Thursday, June 8, 2017

Ramadan as Time for Intellectual Jihad

( also published on the ABC RELIGION AND ETHICS WEBSITE  in a slightly different version)

As it is widely known Ramadan is usually understood as time for increasing intensity in ritualistic practice. Most unfortunately, last few Ramadans in particular are also being increasingly connected with acts of senseless violence and terrorism  perpetuated worldwide by groups like ISIS ( or individuals inspired by their beliefs)  whose perverted interpretation of Islam/Islamic history  views suicide bombing as especially meritorious acts of martyrdom and piety during this Holy Month. It is my contention, however, that Ramadan should foremost be a time for increased intellectual practice or intellectual jihad.

The Islamic intellectual tradition, including its fountainheads the Qur’an and Sunna, stress this intellectual jihad in myriad of ways. For example, one of the most repeatedly occurring themes in the Qur’an is that of intellectual reflection and contemplation (tadabbur /tafakkur). Sayings ( regardless of their actual ‘authenticity as per classical Islamic sciences)   such as ‘The ink of a scholar is holier than the blood of a martyr ‘ and ‘ An hour of (intellectual) reflection/contemplation  is better than a one thousand years of worship’ testify to the strong intellectual core of the Islamic tradition that is in full harmony with the Qur’anic worldview. A good number of Muslim philosophers, rationalist theologians and jurists,  past and present, have also stressed the intellectually robust nature of the Islamic teachings ( and have often attracted criticism by strong  anti-intellectual currents in Islam that have always been there).  
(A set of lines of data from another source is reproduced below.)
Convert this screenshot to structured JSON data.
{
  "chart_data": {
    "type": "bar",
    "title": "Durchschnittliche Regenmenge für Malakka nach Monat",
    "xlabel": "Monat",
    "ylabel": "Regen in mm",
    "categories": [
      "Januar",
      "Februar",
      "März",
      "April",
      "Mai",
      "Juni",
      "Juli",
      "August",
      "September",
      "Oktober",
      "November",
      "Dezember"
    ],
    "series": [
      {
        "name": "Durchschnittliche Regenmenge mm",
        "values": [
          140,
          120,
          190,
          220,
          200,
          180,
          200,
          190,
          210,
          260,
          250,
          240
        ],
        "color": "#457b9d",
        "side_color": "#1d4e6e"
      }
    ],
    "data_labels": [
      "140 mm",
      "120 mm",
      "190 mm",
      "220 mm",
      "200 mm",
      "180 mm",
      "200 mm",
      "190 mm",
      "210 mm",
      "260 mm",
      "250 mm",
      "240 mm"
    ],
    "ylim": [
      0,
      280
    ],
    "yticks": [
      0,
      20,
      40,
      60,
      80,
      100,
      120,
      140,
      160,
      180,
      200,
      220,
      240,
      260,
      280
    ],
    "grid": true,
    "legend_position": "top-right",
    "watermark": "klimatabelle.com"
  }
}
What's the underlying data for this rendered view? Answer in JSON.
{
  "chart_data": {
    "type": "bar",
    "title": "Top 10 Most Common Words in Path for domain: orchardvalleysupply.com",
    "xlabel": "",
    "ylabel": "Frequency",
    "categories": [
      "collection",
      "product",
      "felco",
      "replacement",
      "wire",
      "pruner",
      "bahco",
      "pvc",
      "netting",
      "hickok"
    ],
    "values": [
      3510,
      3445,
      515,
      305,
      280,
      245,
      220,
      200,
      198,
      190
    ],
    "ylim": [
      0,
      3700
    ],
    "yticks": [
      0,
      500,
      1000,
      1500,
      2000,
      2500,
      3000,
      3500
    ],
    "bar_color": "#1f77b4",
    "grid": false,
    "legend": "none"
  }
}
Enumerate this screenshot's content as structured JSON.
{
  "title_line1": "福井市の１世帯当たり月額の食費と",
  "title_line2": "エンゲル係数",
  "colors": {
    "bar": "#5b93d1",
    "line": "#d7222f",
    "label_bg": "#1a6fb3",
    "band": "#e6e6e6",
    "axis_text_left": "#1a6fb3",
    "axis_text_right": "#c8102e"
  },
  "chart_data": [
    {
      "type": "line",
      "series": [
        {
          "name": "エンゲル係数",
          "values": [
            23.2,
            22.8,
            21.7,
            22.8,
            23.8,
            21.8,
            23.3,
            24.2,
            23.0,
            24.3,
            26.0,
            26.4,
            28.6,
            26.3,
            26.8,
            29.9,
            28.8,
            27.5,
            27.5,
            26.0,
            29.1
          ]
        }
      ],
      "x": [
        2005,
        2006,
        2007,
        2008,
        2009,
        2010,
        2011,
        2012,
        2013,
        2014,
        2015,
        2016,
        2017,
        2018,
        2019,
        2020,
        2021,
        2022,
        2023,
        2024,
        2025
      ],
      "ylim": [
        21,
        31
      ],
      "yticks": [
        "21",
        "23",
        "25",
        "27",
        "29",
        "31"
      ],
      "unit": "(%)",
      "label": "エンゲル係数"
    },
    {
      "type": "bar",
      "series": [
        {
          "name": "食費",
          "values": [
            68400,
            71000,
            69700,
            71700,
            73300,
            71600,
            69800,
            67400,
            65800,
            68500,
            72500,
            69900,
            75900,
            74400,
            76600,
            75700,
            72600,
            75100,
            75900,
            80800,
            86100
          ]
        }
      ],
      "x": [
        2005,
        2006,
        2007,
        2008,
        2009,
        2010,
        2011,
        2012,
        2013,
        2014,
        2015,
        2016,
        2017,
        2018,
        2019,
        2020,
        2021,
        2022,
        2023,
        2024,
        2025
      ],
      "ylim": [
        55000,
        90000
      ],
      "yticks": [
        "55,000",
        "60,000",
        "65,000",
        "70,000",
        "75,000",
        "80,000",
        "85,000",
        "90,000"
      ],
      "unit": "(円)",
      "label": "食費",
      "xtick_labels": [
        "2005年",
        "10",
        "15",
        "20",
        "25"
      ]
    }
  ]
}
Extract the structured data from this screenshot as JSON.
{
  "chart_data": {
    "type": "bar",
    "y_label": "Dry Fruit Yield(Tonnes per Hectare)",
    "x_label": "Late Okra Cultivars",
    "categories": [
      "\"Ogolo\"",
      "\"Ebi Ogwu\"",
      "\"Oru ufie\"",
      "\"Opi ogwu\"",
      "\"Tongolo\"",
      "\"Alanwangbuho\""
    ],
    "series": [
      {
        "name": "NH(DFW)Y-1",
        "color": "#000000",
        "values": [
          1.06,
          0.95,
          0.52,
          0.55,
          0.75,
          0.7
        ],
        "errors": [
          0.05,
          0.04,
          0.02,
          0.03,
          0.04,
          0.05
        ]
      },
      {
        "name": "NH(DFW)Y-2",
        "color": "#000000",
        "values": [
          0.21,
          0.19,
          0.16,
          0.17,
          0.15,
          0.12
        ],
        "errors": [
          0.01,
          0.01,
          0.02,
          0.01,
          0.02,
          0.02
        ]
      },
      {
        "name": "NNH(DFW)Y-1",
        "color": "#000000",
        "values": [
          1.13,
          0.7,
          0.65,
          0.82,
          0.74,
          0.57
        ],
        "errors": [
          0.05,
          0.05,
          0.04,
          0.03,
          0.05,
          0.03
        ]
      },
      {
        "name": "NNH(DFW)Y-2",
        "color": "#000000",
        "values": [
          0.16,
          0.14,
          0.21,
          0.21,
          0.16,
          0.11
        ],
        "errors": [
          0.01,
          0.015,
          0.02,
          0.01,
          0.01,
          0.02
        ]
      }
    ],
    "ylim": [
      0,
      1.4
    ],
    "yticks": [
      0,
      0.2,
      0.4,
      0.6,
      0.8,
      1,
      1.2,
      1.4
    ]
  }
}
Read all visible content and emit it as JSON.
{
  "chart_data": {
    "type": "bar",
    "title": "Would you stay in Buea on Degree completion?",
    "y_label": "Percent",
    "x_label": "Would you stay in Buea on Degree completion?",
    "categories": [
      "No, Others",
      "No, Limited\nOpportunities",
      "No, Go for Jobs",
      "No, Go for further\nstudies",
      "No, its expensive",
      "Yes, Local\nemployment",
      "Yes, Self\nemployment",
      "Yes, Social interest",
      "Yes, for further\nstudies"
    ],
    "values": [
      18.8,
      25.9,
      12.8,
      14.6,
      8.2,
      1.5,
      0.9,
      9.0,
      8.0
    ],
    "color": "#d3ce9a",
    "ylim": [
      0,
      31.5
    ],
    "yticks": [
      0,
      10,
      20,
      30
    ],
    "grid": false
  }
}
Furthermore, the injunctions found in the Qur’an and Sunna pertaining to the performance of rituals are clearly linked to an underlying rationale ( ‘ila). So we are told (2:183) that  the reason for fasting is to increase our level of God consciousness (taqwa),  that the daily prayer (salat) is a means to keep us away from indecency/evil (29:45),  that the animal sacrifice at time of hajj (qurban) is purely symbolic in nature (22: 37). We are also told that the legal alms and charities (zakat) are levied in order to prevent the concentration of wealth among the rich (57: 7).

It is an inconvenient and theologically disturbing truth (that I as a believing, practicing Muslim am still grappling with) that many terrorists and the ISIS affiliated scholars they follow are ‘very big’ on  the ritualistic aspects of Islam such as fasting and praying ( and even ‘bigger’ on formalistic  ones such as beards and turbans)  yet they engage in senseless violence and terrorism.  Could this disconnect between ritualistic cum formalistic piety and their purposes at least in part explain this theological conundrum? While I do not have an equivocal answer to this question, the question is, in my view, worth asking and seriously reflecting on.

It is my considered view that a good number of contemporary Muslims have lost track of the intellectual jihad aspect of the Islamic tradition and have prioritised ritualistic and formalistic ‘piety’ over  that of intellectual and ethical one.  Ramadan is the perfect time to reclaim this invaluable aspect of our tradition.